Health-wise, variety is not the spice of life, but its main meal. It ensures that we obtain a wide spectrum of macro- and micronutrients and thousands of phtyochemicals and antioxidants designed to keep us not just alive but thriving.
400 g tin Indian spiced tomatoes
250 ml homemade, or Essential Cuisine (clear pouches in supermarket
chiller), fish or chicken stock*
100 ml coconut cream*
100 ml soy or oat milk* or use more coconut cream
3 cups mixed fresh or frozen vegetables in small pieces
choice of Protein Option
4 Tbsp fish sauce*
2 Tbsp bottled green coriander (or add ¼ cup fresh before serving)
2 tsp bottled red curry paste
1 tsp chopped gingerroot
1 tsp chopped garlic
• ½ block firm tofu, in tiny cubes
• 1 cup fresh or frozen squid rings
• Frozen prawn cutlets (shelled with tail attached)
• 1 cup diced raw or cooked chicken
Place all the ingredients in a soup pot. Cover and bring just to a boil, then turn to simmer. Cook about 10 minutes until the vegetables and Protein Option are tender.
Shopping & Preparation Tips*
• Coconut cream: a tinned product from the South Pacific and found in most supermarkets. It should have the consistency of pouring cream and contain no dairy, flour or added sugar. ‘Lite’ types are not necessary: they just have added water and more processing. Instead use only a small amount of the ‘cream’ version, or thin with water, Milk Option or stock – depending on the needs of your recipe.
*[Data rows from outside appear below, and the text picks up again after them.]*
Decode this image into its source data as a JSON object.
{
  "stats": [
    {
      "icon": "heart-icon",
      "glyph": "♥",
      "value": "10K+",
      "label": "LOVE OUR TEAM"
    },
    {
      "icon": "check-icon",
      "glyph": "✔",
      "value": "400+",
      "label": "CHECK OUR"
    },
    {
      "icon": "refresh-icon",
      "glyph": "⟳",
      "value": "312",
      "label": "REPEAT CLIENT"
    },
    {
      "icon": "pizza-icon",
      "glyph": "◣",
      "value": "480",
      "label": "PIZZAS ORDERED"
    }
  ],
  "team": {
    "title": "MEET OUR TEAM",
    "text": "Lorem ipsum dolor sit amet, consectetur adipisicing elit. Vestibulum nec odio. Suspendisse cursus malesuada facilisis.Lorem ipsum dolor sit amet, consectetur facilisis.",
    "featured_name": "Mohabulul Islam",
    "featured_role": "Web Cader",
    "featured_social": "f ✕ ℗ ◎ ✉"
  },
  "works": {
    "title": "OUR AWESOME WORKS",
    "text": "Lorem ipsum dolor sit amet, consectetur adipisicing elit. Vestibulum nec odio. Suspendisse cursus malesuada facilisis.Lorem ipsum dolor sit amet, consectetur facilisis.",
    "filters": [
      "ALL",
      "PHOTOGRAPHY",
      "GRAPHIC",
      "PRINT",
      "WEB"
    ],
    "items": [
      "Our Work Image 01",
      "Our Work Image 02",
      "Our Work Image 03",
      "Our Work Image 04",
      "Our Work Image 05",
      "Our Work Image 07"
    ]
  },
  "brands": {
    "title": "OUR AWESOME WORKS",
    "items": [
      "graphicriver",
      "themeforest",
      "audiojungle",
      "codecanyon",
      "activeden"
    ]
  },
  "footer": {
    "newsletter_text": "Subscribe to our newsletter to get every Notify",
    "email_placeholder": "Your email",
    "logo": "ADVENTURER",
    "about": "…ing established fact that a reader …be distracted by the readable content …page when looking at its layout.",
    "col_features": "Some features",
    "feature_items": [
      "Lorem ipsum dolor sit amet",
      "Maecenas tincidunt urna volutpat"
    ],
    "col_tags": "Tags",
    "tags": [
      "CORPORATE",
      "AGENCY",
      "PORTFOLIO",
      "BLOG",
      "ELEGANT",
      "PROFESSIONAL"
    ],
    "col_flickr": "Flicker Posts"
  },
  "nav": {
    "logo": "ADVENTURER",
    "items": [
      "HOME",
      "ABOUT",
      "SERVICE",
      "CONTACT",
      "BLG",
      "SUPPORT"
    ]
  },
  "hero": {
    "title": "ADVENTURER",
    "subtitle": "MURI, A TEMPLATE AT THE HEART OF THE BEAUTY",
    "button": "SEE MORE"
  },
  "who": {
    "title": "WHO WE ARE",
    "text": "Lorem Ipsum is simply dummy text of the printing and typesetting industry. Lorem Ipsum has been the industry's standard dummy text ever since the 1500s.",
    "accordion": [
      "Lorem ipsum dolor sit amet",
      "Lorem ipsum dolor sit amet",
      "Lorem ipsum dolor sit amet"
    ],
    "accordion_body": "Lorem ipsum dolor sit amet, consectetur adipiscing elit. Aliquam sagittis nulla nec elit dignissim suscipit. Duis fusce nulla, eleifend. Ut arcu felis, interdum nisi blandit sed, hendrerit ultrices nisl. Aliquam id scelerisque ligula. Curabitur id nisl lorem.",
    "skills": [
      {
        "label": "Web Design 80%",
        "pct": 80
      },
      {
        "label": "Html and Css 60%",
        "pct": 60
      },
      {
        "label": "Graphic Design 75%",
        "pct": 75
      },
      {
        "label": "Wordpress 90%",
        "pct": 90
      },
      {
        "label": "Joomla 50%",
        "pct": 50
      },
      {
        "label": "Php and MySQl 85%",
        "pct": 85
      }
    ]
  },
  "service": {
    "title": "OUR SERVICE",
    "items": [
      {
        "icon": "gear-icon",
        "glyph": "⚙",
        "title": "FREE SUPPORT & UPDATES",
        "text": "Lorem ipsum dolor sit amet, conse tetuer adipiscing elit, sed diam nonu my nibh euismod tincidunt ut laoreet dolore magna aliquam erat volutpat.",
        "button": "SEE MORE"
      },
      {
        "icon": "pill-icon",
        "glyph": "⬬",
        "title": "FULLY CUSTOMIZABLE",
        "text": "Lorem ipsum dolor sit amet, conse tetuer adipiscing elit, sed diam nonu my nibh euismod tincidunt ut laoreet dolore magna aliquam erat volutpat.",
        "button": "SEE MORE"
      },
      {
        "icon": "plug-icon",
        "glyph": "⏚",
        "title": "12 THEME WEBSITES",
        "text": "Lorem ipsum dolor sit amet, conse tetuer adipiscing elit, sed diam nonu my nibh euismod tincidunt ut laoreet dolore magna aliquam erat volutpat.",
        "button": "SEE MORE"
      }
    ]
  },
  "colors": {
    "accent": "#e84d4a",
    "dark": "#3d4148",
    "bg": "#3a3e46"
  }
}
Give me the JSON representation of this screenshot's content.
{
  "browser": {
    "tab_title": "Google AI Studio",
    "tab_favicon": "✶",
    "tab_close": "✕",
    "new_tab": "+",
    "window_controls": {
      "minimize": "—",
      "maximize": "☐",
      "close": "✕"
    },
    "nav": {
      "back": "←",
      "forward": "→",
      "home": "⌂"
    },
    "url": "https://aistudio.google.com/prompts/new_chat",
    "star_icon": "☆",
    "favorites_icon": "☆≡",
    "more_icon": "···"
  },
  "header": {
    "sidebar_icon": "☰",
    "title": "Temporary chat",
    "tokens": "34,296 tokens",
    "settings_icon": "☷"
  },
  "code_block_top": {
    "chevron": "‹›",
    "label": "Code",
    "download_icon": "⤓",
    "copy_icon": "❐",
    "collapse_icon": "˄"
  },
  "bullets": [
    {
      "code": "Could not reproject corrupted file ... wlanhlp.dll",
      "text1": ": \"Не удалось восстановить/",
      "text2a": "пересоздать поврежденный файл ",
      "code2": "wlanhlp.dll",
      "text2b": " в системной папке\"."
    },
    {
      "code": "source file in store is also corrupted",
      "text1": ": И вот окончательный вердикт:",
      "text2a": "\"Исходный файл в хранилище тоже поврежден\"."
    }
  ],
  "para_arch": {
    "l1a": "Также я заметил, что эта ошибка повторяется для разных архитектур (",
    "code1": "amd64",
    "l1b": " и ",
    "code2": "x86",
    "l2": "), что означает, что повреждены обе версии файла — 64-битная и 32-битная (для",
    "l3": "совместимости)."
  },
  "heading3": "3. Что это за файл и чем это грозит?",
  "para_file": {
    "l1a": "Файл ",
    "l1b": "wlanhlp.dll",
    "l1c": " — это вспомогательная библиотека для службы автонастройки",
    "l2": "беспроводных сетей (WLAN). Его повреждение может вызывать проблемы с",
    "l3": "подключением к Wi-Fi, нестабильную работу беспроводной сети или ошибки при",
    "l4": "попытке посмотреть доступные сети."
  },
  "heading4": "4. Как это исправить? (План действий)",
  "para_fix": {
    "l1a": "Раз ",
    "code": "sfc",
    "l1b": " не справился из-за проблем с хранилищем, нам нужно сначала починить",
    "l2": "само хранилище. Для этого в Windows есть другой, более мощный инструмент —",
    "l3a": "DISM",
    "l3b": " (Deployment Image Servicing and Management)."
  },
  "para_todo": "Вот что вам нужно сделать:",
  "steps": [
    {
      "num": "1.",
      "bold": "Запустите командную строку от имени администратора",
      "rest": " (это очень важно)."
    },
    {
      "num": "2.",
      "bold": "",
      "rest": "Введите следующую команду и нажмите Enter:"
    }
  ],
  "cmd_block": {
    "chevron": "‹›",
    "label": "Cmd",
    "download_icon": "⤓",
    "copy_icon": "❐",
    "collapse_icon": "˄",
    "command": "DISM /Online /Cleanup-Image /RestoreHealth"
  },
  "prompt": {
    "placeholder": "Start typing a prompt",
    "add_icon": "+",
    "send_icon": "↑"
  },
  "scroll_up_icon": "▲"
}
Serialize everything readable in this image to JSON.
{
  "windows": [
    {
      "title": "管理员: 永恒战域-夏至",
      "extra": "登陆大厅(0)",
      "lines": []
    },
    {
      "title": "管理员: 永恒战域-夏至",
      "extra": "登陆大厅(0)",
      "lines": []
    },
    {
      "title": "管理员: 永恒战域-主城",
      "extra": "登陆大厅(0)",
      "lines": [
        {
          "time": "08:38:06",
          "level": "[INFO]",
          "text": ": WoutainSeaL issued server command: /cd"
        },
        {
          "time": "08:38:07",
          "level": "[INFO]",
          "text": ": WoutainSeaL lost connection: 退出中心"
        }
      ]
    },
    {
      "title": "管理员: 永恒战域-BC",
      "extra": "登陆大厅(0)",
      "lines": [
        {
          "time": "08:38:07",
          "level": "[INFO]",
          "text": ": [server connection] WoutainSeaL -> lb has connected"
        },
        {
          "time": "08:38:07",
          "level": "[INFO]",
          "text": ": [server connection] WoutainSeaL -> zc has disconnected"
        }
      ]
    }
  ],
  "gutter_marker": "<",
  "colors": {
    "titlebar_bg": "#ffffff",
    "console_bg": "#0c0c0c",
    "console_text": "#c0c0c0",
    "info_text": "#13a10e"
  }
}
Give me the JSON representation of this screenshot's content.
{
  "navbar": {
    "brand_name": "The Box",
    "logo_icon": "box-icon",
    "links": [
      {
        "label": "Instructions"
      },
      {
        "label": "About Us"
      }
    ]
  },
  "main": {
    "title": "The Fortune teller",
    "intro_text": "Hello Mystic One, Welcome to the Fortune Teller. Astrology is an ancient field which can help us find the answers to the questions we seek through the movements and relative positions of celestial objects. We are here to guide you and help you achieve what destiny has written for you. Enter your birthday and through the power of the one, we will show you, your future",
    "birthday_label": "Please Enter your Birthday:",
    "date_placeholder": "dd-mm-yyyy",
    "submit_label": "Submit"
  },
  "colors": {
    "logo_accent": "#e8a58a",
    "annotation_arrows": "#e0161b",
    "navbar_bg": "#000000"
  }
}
• Fish Sauce: refers to the amber, translucent Thai version (Nam Pla) or Vietnamese product (Nuoc Mam) available in small bottles in most supermarkets (near soy sauce or Asian foods section). It is made by fermenting small fish until a rich, salty liquid develops – similar in use and concept to soy sauce. Some contain a little sugar but due to lengthy fermentation this is usually tolerated by those cane sugar-sensitive. Chinese fish sauce is thick and brown like gravy, and not recommended due to the MSG (TIPS) and other artificial additives (also contains wheat).
• Milk Options: organic cow, goat, soy, oat, almond or hazelnut milk is available in most supermarkets. Or use rice milk – to each cup 1 Tbsp coconut cream can be added for more body. Use options in the same quantity as regular milk called for in recipes. Check packet milks for added sugar; ensure soy milk is made from the whole bean (less processed). Pure Harvest is a good brand with many varieties; whole, organic, no added sugar.
• Stock: use homemade meat, fish or vegetable stock (see The Shape Diet), or top quality purchased stock such as Essential Cuisine (in soft pouches in the supermarket chiller or meat section). Most supermarket stock has sugar, wheat and artificial additives (see website TIPS: MSG). Traditionally miso soup and many other Japanese dishes are made with dashi – a stock made from bonito fish (dried flakes can be purchased in Asian stores and some supermarkets).